La méthode était radicale, car elle revenait au final à ouvrir 2 millions de comptes bidon, que ces employés mettaient à découvert pour percevoir des frais et autres commissions ! Bien entendu, plus de 5.000 employés ont été licenciés une fois que ce scandale a été découvert, mais ce qui choque le plus, c'est que le dirigeant de la banque est encore en poste.

Appelé à témoigner devant les sénateurs du Congrès américain, John Stumpf a dit qu'il était désolé et qu'il prenait l'entière responsabilité. Sauf qu'il a refusé de démissionner, une drôle de façon de prendre ses responsabilités surtout quand quasi 2% de votre staff a agi de la même manière pour gruger les clients. Ceci prouve que ce n'est pas une fraude isolée, mais le fait d'une mauvaise culture d'entreprise et un mauvais contrôle des risques. Le plus ironique dans cette histoire, c'est que ce PDG avait reçu un bonus en 2015 de 4 millions de dollars pour sa stratégie de contrôle des risques.

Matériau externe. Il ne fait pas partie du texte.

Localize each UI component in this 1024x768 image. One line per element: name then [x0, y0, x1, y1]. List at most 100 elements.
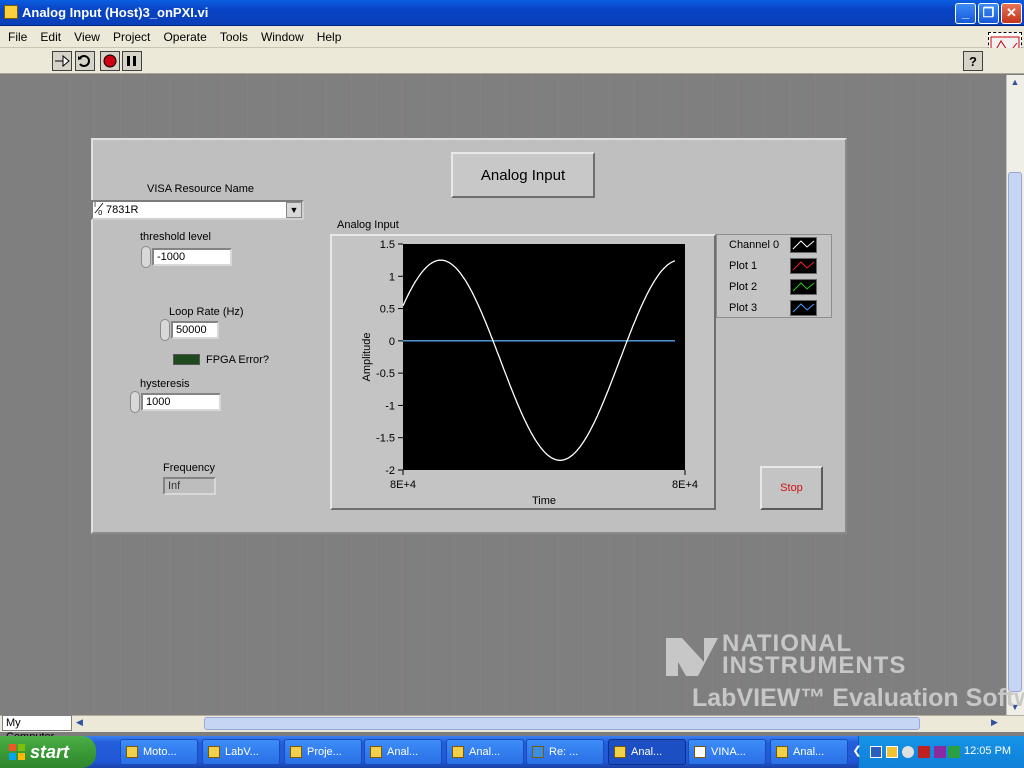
loop-rate-input[interactable]: 50000	[171, 321, 219, 339]
tray-expand-icon[interactable]: ❮	[850, 744, 864, 760]
y-axis-label: Amplitude	[361, 333, 373, 382]
tray-shield-icon[interactable]	[918, 746, 930, 758]
horizontal-scroll-thumb[interactable]	[204, 717, 920, 730]
stop-button[interactable]: Stop	[760, 466, 823, 510]
menu-file[interactable]: File	[0, 26, 32, 48]
taskbar-item[interactable]: VINA...	[688, 739, 766, 765]
menu-tools[interactable]: Tools	[215, 26, 253, 48]
national-instruments-logo-icon	[666, 638, 718, 676]
taskbar-item[interactable]: Anal...	[364, 739, 442, 765]
menu-bar: File Edit View Project Operate Tools Win…	[0, 26, 1024, 48]
fpga-error-label: FPGA Error?	[206, 354, 269, 366]
tray-app-icon[interactable]	[886, 746, 898, 758]
tray-security-icon[interactable]	[934, 746, 946, 758]
context-location: My Computer	[2, 715, 72, 743]
taskbar-item[interactable]: Moto...	[120, 739, 198, 765]
analog-input-title: Analog Input	[480, 167, 566, 184]
labview-icon	[370, 746, 382, 758]
y-tick-label: -2	[385, 465, 395, 477]
dropdown-arrow-icon[interactable]: ▼	[286, 202, 302, 218]
fpga-error-led	[173, 354, 200, 365]
threshold-input[interactable]: -1000	[152, 248, 232, 266]
legend-label: Plot 2	[729, 281, 758, 293]
legend-item[interactable]: Channel 0	[717, 235, 833, 256]
chart-title: Analog Input	[337, 219, 399, 231]
tray-network-icon[interactable]	[870, 746, 882, 758]
taskbar-item[interactable]: Proje...	[284, 739, 362, 765]
x-axis-ticks: 8E+4 8E+4	[390, 470, 698, 491]
y-axis-ticks: 1.5 1 0.5 0 -0.5 -1 -1.5 -2	[376, 239, 403, 477]
legend-label: Channel 0	[729, 239, 780, 251]
menu-view[interactable]: View	[69, 26, 105, 48]
legend-item[interactable]: Plot 1	[717, 256, 833, 277]
taskbar-clock: 12:05 PM	[964, 745, 1012, 757]
y-tick-label: 1	[389, 271, 395, 283]
pause-icon[interactable]	[122, 51, 142, 71]
document-icon	[694, 746, 706, 758]
scroll-right-arrow-icon[interactable]: ▶	[991, 717, 1003, 730]
visa-resource-value[interactable]: 7831R	[106, 204, 138, 216]
legend-swatch	[790, 300, 817, 316]
x-tick-label: 8E+4	[390, 479, 416, 491]
taskbar-item[interactable]: Re: ...	[526, 739, 604, 765]
threshold-increment-decrement[interactable]	[141, 246, 151, 268]
labview-icon	[614, 746, 626, 758]
watermark-instruments: INSTRUMENTS	[722, 652, 907, 679]
labview-icon	[776, 746, 788, 758]
scroll-left-arrow-icon[interactable]: ◀	[76, 717, 88, 730]
close-button[interactable]: ✕	[1001, 3, 1022, 24]
toolbar	[0, 48, 1024, 74]
window-title: Analog Input (Host)3_onPXI.vi	[22, 5, 209, 20]
legend-item[interactable]: Plot 3	[717, 298, 833, 319]
visa-resource-label: VISA Resource Name	[147, 183, 254, 195]
watermark-evaluation: LabVIEW™ Evaluation Software	[692, 684, 1024, 712]
labview-icon	[452, 746, 464, 758]
abort-execution-icon[interactable]	[100, 51, 120, 71]
folder-icon	[126, 746, 138, 758]
run-continuously-icon[interactable]	[75, 51, 95, 71]
y-tick-label: 0.5	[380, 304, 395, 316]
menu-edit[interactable]: Edit	[35, 26, 66, 48]
hysteresis-increment-decrement[interactable]	[130, 391, 140, 413]
loop-rate-label: Loop Rate (Hz)	[169, 306, 244, 318]
y-tick-label: -1.5	[376, 433, 395, 445]
tray-display-icon[interactable]	[948, 746, 960, 758]
legend-item[interactable]: Plot 2	[717, 277, 833, 298]
taskbar-item[interactable]: Anal...	[770, 739, 848, 765]
maximize-button[interactable]: ❐	[978, 3, 999, 24]
taskbar-item-active[interactable]: Anal...	[608, 739, 686, 765]
menu-project[interactable]: Project	[108, 26, 155, 48]
menu-operate[interactable]: Operate	[158, 26, 211, 48]
hysteresis-input[interactable]: 1000	[141, 393, 221, 411]
loop-rate-increment-decrement[interactable]	[160, 319, 170, 341]
taskbar-item[interactable]: LabV...	[202, 739, 280, 765]
taskbar-item[interactable]: Anal...	[446, 739, 524, 765]
labview-icon	[290, 746, 302, 758]
visa-io-icon: I0	[93, 200, 104, 217]
x-tick-label: 8E+4	[672, 479, 698, 491]
legend-label: Plot 1	[729, 260, 758, 272]
threshold-label: threshold level	[140, 231, 211, 243]
y-tick-label: 1.5	[380, 239, 395, 251]
vertical-scroll-thumb[interactable]	[1008, 172, 1022, 692]
scroll-up-arrow-icon[interactable]: ▲	[1008, 77, 1022, 89]
labview-app-icon[interactable]	[4, 5, 18, 19]
svg-text:I: I	[94, 201, 96, 209]
legend-swatch	[790, 237, 817, 253]
plot-area	[403, 244, 685, 470]
menu-help[interactable]: Help	[312, 26, 347, 48]
run-arrow-icon[interactable]	[52, 51, 72, 71]
labview-icon	[208, 746, 220, 758]
minimize-button[interactable]: _	[955, 3, 976, 24]
plot-legend[interactable]: Channel 0 Plot 1 Plot 2 Plot 3	[716, 234, 832, 318]
y-tick-label: 0	[389, 336, 395, 348]
waveform-chart[interactable]: 1.510.50-0.5-1-1.5-2 8E+4 8E+4 Amplitude …	[330, 234, 716, 510]
menu-window[interactable]: Window	[256, 26, 309, 48]
y-tick-label: -1	[385, 400, 395, 412]
tray-clock-icon[interactable]	[902, 746, 914, 758]
context-help-button[interactable]: ?	[963, 51, 983, 71]
legend-label: Plot 3	[729, 302, 758, 314]
frequency-label: Frequency	[163, 462, 215, 474]
legend-swatch	[790, 279, 817, 295]
windows-logo-icon	[9, 744, 25, 760]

Au minimum, il devrait rembourser cette somme. Quant à être viré, il ne demanderait en fait pas mieux, car son package de départ prévoit qu'il partira avec la coquette somme de...195 millions de dollars. Ce qui est dingue avec ce genre de scandale, c'est que cela se passe souvent aux Etats-Unis, mais qu'à l'arrivée ce sont les banques européennes qui en pâtissent en termes d'image.